According to the northeastern state’s Secretary of Justice and Human Rights Felipe Freitas, teams from the state government and the Ministry of Human Rights and Citizenship are working to improve protection efforts alongside public security agencies.
“The death of a human rights advocate is a tragedy—even more so considering she’d been facing threats. The federal government and the government of Bahia are obviously revising all protection protocols, not just in Bahia but throughout Brazil. A tragedy like this should make us improve the program, the protection measures, and policing operations throughout the country,” he told Agência Brasil on Sunday (20).
According to Freitas, team members have been deployed to step up the security of local activists. Family members of Mãe Bernadete were removed from the Pitanga do Palmares quilombo.
A quilombo is a community originally founded by black people fleeing slavery during Brazil’s colonial period.
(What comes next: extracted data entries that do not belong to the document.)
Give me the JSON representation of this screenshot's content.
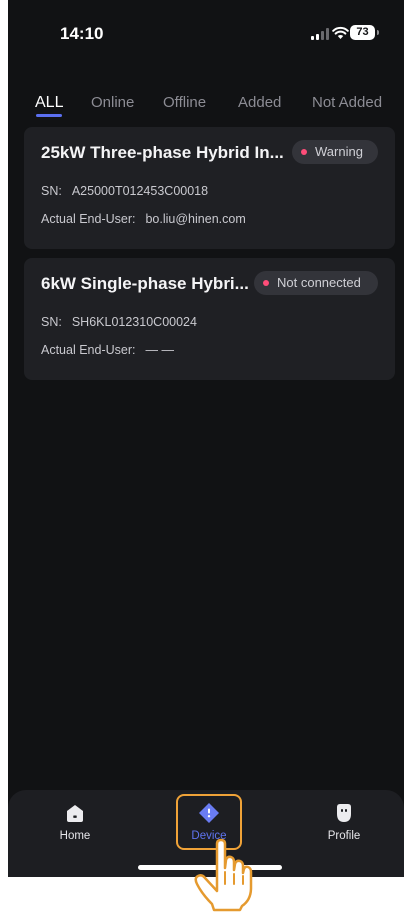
{
  "status_bar": {
    "time": "14:10",
    "battery": "73"
  },
  "tabs": [
    {
      "label": "ALL",
      "active": true
    },
    {
      "label": "Online",
      "active": false
    },
    {
      "label": "Offline",
      "active": false
    },
    {
      "label": "Added",
      "active": false
    },
    {
      "label": "Not Added",
      "active": false
    }
  ],
  "devices": [
    {
      "name": "25kW Three-phase Hybrid In...",
      "status": "Warning",
      "sn_label": "SN:",
      "sn": "A25000T012453C00018",
      "user_label": "Actual End-User:",
      "user": "bo.liu@hinen.com"
    },
    {
      "name": "6kW Single-phase Hybri...",
      "status": "Not connected",
      "sn_label": "SN:",
      "sn": "SH6KL012310C00024",
      "user_label": "Actual End-User:",
      "user": "— —"
    }
  ],
  "bottom_nav": {
    "items": [
      {
        "label": "Home",
        "icon": "home-icon",
        "active": false
      },
      {
        "label": "Device",
        "icon": "device-icon",
        "active": true
      },
      {
        "label": "Profile",
        "icon": "profile-icon",
        "active": false
      }
    ]
  },
  "colors": {
    "background": "#111214",
    "card": "#1f2024",
    "accent": "#5b6ff0",
    "status_dot": "#ff4d79",
    "highlight": "#f0a338"
  }
}
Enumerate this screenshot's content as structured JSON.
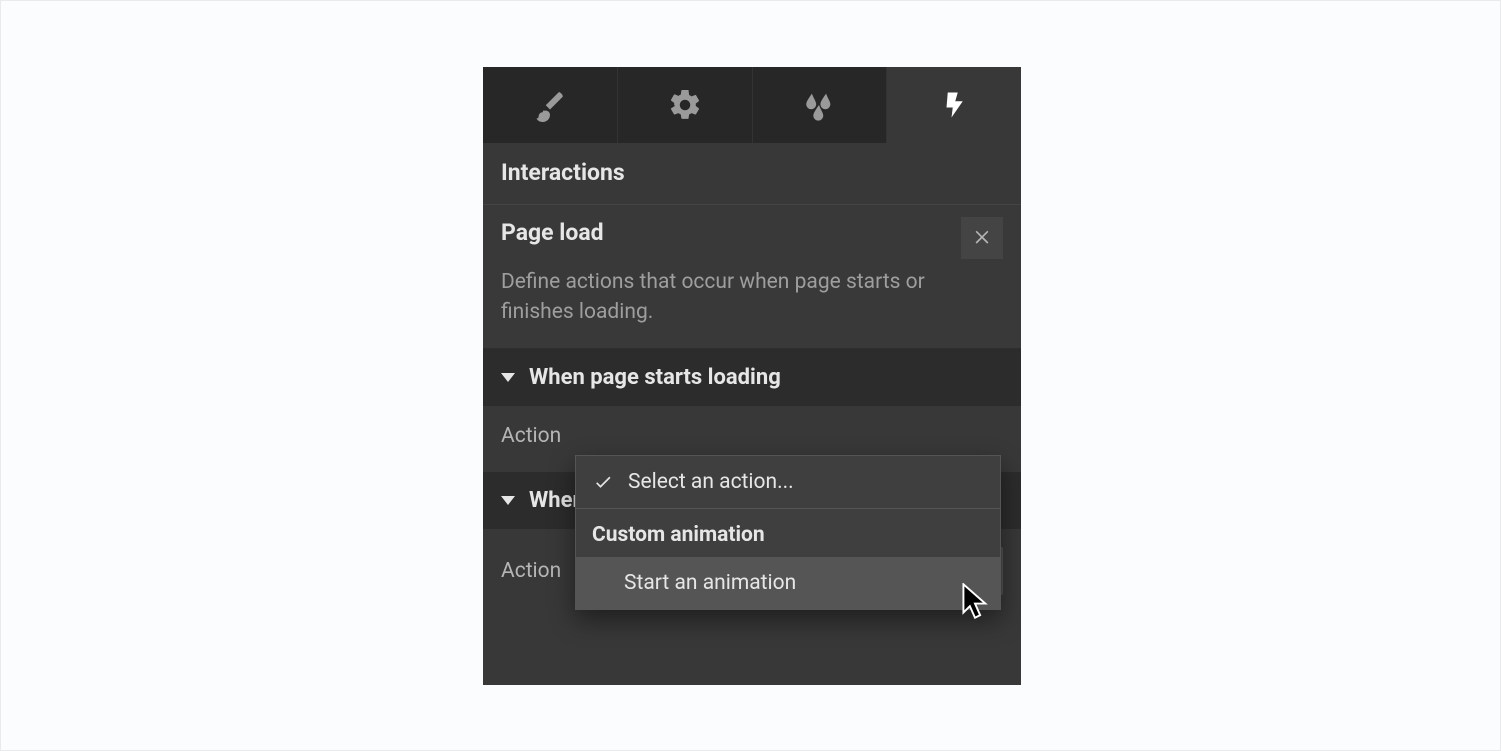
{
  "panel": {
    "heading": "Interactions"
  },
  "tabs": [
    "style",
    "settings",
    "effects",
    "interactions"
  ],
  "activeTab": "interactions",
  "trigger": {
    "title": "Page load",
    "description": "Define actions that occur when page starts or finishes loading."
  },
  "sections": [
    {
      "title": "When page starts loading",
      "actionLabel": "Action",
      "placeholder": "Select an action..."
    },
    {
      "title": "When page finishes loading",
      "actionLabel": "Action",
      "placeholder": "Select an action..."
    }
  ],
  "dropdown": {
    "placeholder": "Select an action...",
    "group": "Custom animation",
    "options": [
      "Start an animation"
    ],
    "selected": "Select an action...",
    "hovered": "Start an animation"
  }
}
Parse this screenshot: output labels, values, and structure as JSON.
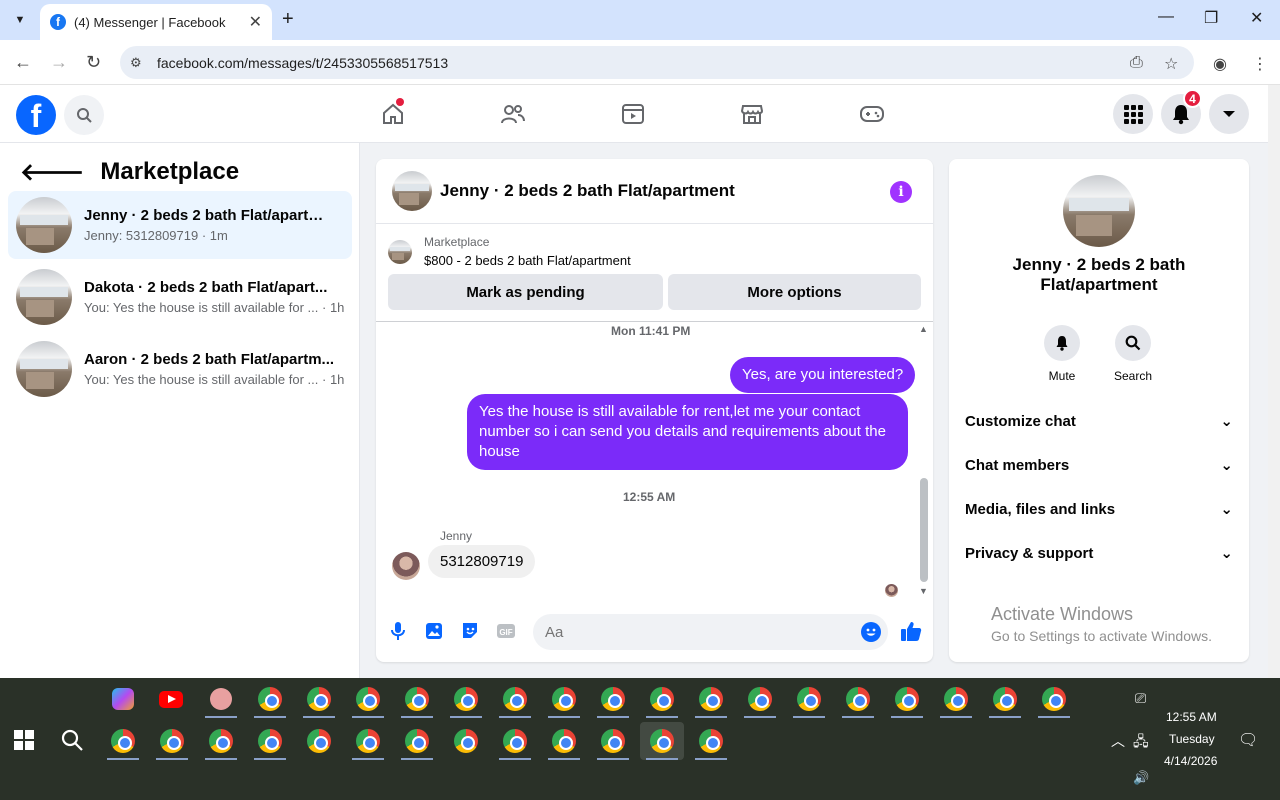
{
  "browser": {
    "tab_title": "(4) Messenger | Facebook",
    "url": "facebook.com/messages/t/2453305568517513"
  },
  "header": {
    "notification_count": "4",
    "icons": [
      "home-icon",
      "friends-icon",
      "video-icon",
      "marketplace-icon",
      "gaming-icon",
      "menu-grid-icon",
      "bell-icon",
      "account-caret-icon"
    ]
  },
  "sidebar": {
    "title": "Marketplace",
    "conversations": [
      {
        "name": "Jenny · 2 beds 2 bath Flat/apartme...",
        "preview": "Jenny: 5312809719 · 1m"
      },
      {
        "name": "Dakota · 2 beds 2 bath Flat/apart...",
        "preview": "You: Yes the house is still available for ... · 1h"
      },
      {
        "name": "Aaron · 2 beds 2 bath Flat/apartm...",
        "preview": "You: Yes the house is still available for ... · 1h"
      }
    ]
  },
  "chat": {
    "title": "Jenny · 2 beds 2 bath Flat/apartment",
    "marketplace_label": "Marketplace",
    "listing": "$800 - 2 beds 2 bath Flat/apartment",
    "mark_pending": "Mark as pending",
    "more_options": "More options",
    "timestamp1": "Mon 11:41 PM",
    "msg1": "Yes, are you interested?",
    "msg2": "Yes the house is still available for rent,let me your contact number so i can send you details and requirements about the house",
    "timestamp2": "12:55 AM",
    "sender": "Jenny",
    "msg3": "5312809719",
    "input_placeholder": "Aa"
  },
  "info_panel": {
    "name": "Jenny · 2 beds 2 bath Flat/apartment",
    "mute": "Mute",
    "search": "Search",
    "items": [
      "Customize chat",
      "Chat members",
      "Media, files and links",
      "Privacy & support"
    ]
  },
  "watermark": {
    "line1": "Activate Windows",
    "line2": "Go to Settings to activate Windows."
  },
  "taskbar": {
    "time": "12:55 AM",
    "day": "Tuesday",
    "date": "4/14/2026"
  },
  "colors": {
    "fb_blue": "#0866ff",
    "bubble_purple": "#7b2bf9",
    "info_purple": "#a033ff",
    "badge_red": "#e41e3f"
  }
}
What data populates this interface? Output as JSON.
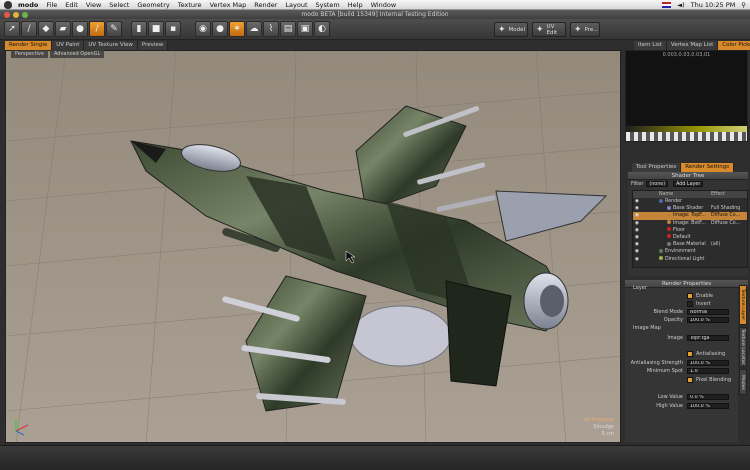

In a press release, the Ministry of Human Rights and Citizenship said that this week the members of the coordination of the Program for the Protection of Human Rights Defenders will be in Bahia for “appointments aimed at strengthening the protection program in the state.” Federal officials should visit threatened communities and gather information to revamp policies.
“The most important thing at the moment is to prioritize the investigations. The first step in a thorough revision of protection programs is to find out who executed Mãe Bernadete. The entire civil police are mobilized. Our obligation is to provide an answer to this case and further bolster the policy for preventing violence and protecting those who feel threatened,” Secretary Felipe Freitas argued.
As it stands today, 94 human rights champions—including quilombo residents, indigenous people and rural workers—are under protection in Bahia, with 25 under analysis.
Violent country
“Brazil’s a really violent country. Unfortunately, states that have natural wealth, major mineral assets, are the object of intense disputes between economic power and traditional communities. Bahia is one of the states with the largest number of indigenous and quilombola communities, and this means there’s a strong dispute over their territorial rights,” Freitas noted.
A survey released in June by the Network of Security Observatories, fostered by state public security departments, already pointed to Bahia as the second Brazilian state with the most cases of violence against members of traditional communities. Second only to Pará, in the North, Bahia recorded 428 victims of violence between 2017 and 2022.
Mãe Bernadete had been in the protection program since 2017 when her son Binho do Quilombo was murdered. Security cameras were installed in her home and the military police made rounds in Pitanga dos Palmares. She received daily visits, Freitas reported, sometimes more than once a day, and had the telephone numbers of officers working in the area.